Esse tipo de movimento é muito ruim para a imagem que o país quer construir no exterior de credibilidade e seriedade em relação a questões de sustentabilidade na produção.

Após 5 anos da sanção do novo Código Florestal, a definição da data para o julgamento de quatro Ações Diretas de Inconstitucionalidade (ADIs), movidas pelo Ministério Público Federal (MPF), e uma Ação Declaratória de Constitucionalidade, movida pelo Partido Progressista, entrou na pauta do Supremo Tribunal Federal (STF). O que o julgamento do STF sobre a validade do Código Florestal pode significar para a agenda de implementação do Código?

Há certa insegurança jurídica pelo fato do Código Florestal estar sub judice, que é o status em que ele se encontra agora, pelo menos até o julgamento acontecer.
Isso faz com que alguns grupos ligados à produção rural sintam-se inseguros de dar um passo mais assertivo na regularização de suas propriedades, com investimentos em restauração ou compensação.

Se a decisão do STF não sair com brevidade, poderá haver uma desaceleração na implementação de instrumentos fundamentais do Código, justo em um momento em que precisamos acelerar. O GT CF defende que o julgamento aconteça o mais rápido possível. Vemos com bons olhos o fato do tema ter entrado na pauta do STF e esperamos que o julgamento ocorra nas próximas semanas.

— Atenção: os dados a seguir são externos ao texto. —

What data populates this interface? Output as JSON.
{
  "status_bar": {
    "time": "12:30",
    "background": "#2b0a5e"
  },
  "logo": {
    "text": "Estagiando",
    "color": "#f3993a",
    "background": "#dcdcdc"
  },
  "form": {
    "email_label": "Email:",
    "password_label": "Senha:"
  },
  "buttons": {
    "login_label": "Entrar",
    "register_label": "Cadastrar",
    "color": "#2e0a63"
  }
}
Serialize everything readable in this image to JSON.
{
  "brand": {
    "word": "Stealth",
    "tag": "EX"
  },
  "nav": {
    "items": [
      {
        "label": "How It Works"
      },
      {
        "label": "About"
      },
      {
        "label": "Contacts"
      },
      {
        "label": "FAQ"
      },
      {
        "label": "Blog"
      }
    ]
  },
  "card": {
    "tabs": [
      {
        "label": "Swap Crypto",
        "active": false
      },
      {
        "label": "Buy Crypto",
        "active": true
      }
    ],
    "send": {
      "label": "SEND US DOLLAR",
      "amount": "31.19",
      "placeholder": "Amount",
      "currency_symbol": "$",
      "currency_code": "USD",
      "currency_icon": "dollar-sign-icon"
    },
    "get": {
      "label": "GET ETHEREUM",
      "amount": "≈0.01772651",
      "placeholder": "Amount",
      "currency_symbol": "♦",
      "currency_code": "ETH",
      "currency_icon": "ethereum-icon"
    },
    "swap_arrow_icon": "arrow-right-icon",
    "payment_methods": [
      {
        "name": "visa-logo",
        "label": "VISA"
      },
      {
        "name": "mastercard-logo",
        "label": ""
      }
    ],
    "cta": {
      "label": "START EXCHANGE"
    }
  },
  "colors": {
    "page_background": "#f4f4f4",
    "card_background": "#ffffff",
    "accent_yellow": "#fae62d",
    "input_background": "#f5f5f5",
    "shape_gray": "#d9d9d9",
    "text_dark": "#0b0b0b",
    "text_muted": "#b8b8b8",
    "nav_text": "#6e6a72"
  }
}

Em relação ao mérito das ADIs, não há consenso no grupo. Uma parte entende que o ideal seria não mexer no Código Florestal, pois qualquer modificação pode fazer com que a gente dê passos para trás, podendo inclusive inviabilizar o Código ou, ainda, fazer com que o tema volte ao debate no Congresso e resulte em uma lei pior. Esse é o contexto de quem defende a não alteração, ou seja, que essas ADIs não sejam aceitas. Por outro lado, há outros que entendem que houve muito retrocesso com a aprovação do Código Florestal, que foram perdidos direitos ambientais que já estavam consolidados e, por isso, alguns pontos deveriam ser revertidos.

Quais são as principais ações que o GT tem focado, tendo em vista a implementação do Código Florestal?

Estamos focados no processo de validação do CAR, na implementação do PRA e das Cotas de Reserva Ambiental (CRAs), na transparência das informações e no impedimento de questões como a prorrogação do CAR.

Temos um grande protagonismo em relação às CRAs, que consiste em uma das possibilidades de compensação do passivo ambiental. Em comparação com as alternativas de comprar ou arrendar uma terra para a compensação, a CRA poderá ser uma solução com menor custo e maior simplicidade operacional.

A CRA precisa ser regulamentada para que um mercado específico desse título seja estruturado, estimulando e acelerando a compensação dos passivos ambientais dos imóveis rurais brasileiros. Estamos trabalhando com o Serviço Florestal Brasileiro (SFB), com o Observatório do Código Florestal e outros parceiros para regulamentar esse instrumento até o fim desse ano.